Awesome Image
06Kas

İcra Hukukuna Göre Kiracının Tahliyesi

İcra ve İflas Kanunu (İİK), kiracının tahliyesine dair birçok düzenleme içerir. Bu düzenlemeler, özellikle kiralanan taşınmazın (konut veya işyeri) tahliyesinde önem taşır. Kiraya veren, tahliye talebinde bulunarak kiracının borcunu ödemediği veya kira sözleşmesine aykırı hareket ettiği durumlarda kiracının tahliyesini isteyebilir. İİK, kiracının tahliyesi için alacaklıya tahliye talebinde bulunma hakkı tanırken, belirli prosedürler, şartlar ve süreler getirerek kiracının haklarını da korur.

I. İcra ve İflas Kanunu Kapsamında Kiracının Tahliyesi

İcra ve İflas Kanunu’nun tahliyeye dair düzenlemeleri, temel olarak İİK m. 269-276 maddeleri arasında ele alınmıştır. Bu düzenlemeler, kiracının ödememe veya sözleşmeye aykırılık halleri gibi durumlarda nasıl tahliye edileceğini belirler. Tahliye işlemi, icra daireleri vasıtasıyla gerçekleştirilir ve bu süreçte alacaklı (kiraya veren), İİK’da yer alan kurallara uymak zorundadır.

A. Ödeme Emri ile Tahliye

İcra ve İflas Kanunu m. 269’da kiracının tahliyesi için ödeme emri gönderilmesi düzenlenmiştir. Bu yöntem, kiracının kira borcunu ödememesi durumunda başvurulan en yaygın yoldur.

  1. Ödeme Emrinin Tebliği: Alacaklı (kiraya veren), kiracının kira borcunu ödemediği durumda, icra dairesinden ödeme emri çıkartarak borcun ödenmesini talep edebilir. Ödeme emrinde, kiracıya borcunu ödemesi veya itiraz etmesi için 7 günlük bir süre verilir.
  2. Kiracının Ödemesi veya İtirazı: Kiracı, ödeme emrini aldıktan sonra borcunu ödeyebilir ya da itiraz edebilir. İtiraz edilirse, tahliye süreci durur ve alacaklı icra mahkemesine başvurarak itirazın kaldırılmasını talep edebilir.
  3. Kiracının İtiraz Etmemesi veya Ödeme Yapmaması: Kiracı ödeme yapmaz ve itiraz etmezse, tahliye süreci ilerler. Kiraya veren, icra mahkemesinden kiracının tahliyesini talep edebilir.
  4. Tahliye Kararının Alınması: İcra mahkemesi, ödeme yapılmaması veya itiraz edilmemesi durumunda tahliye kararı verir. Bu karar, icra müdürlüğü tarafından infaz edilerek kiracının tahliyesi gerçekleştirilir.

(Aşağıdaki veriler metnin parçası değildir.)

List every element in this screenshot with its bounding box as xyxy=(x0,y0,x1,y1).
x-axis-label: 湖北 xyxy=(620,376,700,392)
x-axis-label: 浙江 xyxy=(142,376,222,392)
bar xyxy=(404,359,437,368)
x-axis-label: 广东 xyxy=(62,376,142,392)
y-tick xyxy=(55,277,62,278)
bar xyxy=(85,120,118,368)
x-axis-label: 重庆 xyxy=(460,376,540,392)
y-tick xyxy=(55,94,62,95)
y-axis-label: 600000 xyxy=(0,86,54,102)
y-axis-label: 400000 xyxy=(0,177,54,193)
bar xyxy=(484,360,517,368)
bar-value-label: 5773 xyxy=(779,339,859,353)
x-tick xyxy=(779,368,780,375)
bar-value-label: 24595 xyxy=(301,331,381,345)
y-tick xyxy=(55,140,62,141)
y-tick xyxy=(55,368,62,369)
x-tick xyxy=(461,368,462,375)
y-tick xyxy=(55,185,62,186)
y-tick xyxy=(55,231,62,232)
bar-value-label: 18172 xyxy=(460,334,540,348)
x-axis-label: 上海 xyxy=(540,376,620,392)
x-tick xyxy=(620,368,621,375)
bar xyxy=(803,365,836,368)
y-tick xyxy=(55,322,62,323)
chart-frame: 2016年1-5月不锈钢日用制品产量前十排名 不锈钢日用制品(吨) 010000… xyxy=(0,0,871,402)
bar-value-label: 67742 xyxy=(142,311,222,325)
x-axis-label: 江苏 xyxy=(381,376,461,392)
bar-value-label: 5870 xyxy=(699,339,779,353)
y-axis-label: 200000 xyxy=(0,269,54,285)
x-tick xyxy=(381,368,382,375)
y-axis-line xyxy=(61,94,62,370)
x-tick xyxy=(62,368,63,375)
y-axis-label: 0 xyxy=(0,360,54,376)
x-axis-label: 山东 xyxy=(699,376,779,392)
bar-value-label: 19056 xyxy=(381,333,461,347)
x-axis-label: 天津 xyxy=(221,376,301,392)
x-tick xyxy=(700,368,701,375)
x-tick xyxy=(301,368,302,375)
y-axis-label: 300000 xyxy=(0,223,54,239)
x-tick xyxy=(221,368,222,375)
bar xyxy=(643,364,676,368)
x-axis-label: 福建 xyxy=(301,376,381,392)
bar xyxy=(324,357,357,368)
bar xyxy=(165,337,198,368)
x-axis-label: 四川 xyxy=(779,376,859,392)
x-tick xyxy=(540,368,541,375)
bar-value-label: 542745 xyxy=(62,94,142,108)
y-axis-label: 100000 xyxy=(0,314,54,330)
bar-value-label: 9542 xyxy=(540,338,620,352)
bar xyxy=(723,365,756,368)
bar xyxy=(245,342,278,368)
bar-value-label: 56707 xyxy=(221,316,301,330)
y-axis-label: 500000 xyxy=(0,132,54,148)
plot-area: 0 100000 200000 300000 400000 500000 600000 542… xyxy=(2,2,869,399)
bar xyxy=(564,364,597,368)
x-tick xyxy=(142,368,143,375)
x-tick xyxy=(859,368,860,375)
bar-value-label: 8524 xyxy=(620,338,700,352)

B. Tahliye Taahhüdüne Dayalı Kiracının Tahliyesi

Kiracının tahliyesi için İİK’da öngörülen bir diğer yöntem, kiracının önceden yazılı bir tahliye taahhüdünde bulunmasıdır. Tahliye taahhüdü, kiracının belirli bir tarihte taşınmazı boşaltacağına dair yazılı beyandır. Bu durumda şu adımlar izlenir:

  1. Tahliye Taahhüdünün Şartları: Taahhüdün geçerli olabilmesi için yazılı yapılması ve kiracının özgür iradesiyle imzalanmış olması gerekir. Ayrıca taahhütte belirtilen tarih geçtiğinde kiracı taşınmazı tahliye etmemiş olmalıdır.
  2. İcra Takibine Başvuru: Taahhüt edilen tarihe rağmen kiracı taşınmazı tahliye etmezse, alacaklı icra dairesine başvurarak tahliye talebinde bulunabilir. Bu durumda doğrudan tahliye işlemi başlatılır.
  3. Kiracının Tahliye Etmemesi: Kiracı, taahhütnameye rağmen tahliye etmezse, icra müdürlüğü aracılığıyla tahliye işlemi gerçekleştirilir. Bu durumda, itiraz hakkı oldukça sınırlıdır, çünkü tahliye taahhüdü, kiracının kendi beyanına dayanmaktadır.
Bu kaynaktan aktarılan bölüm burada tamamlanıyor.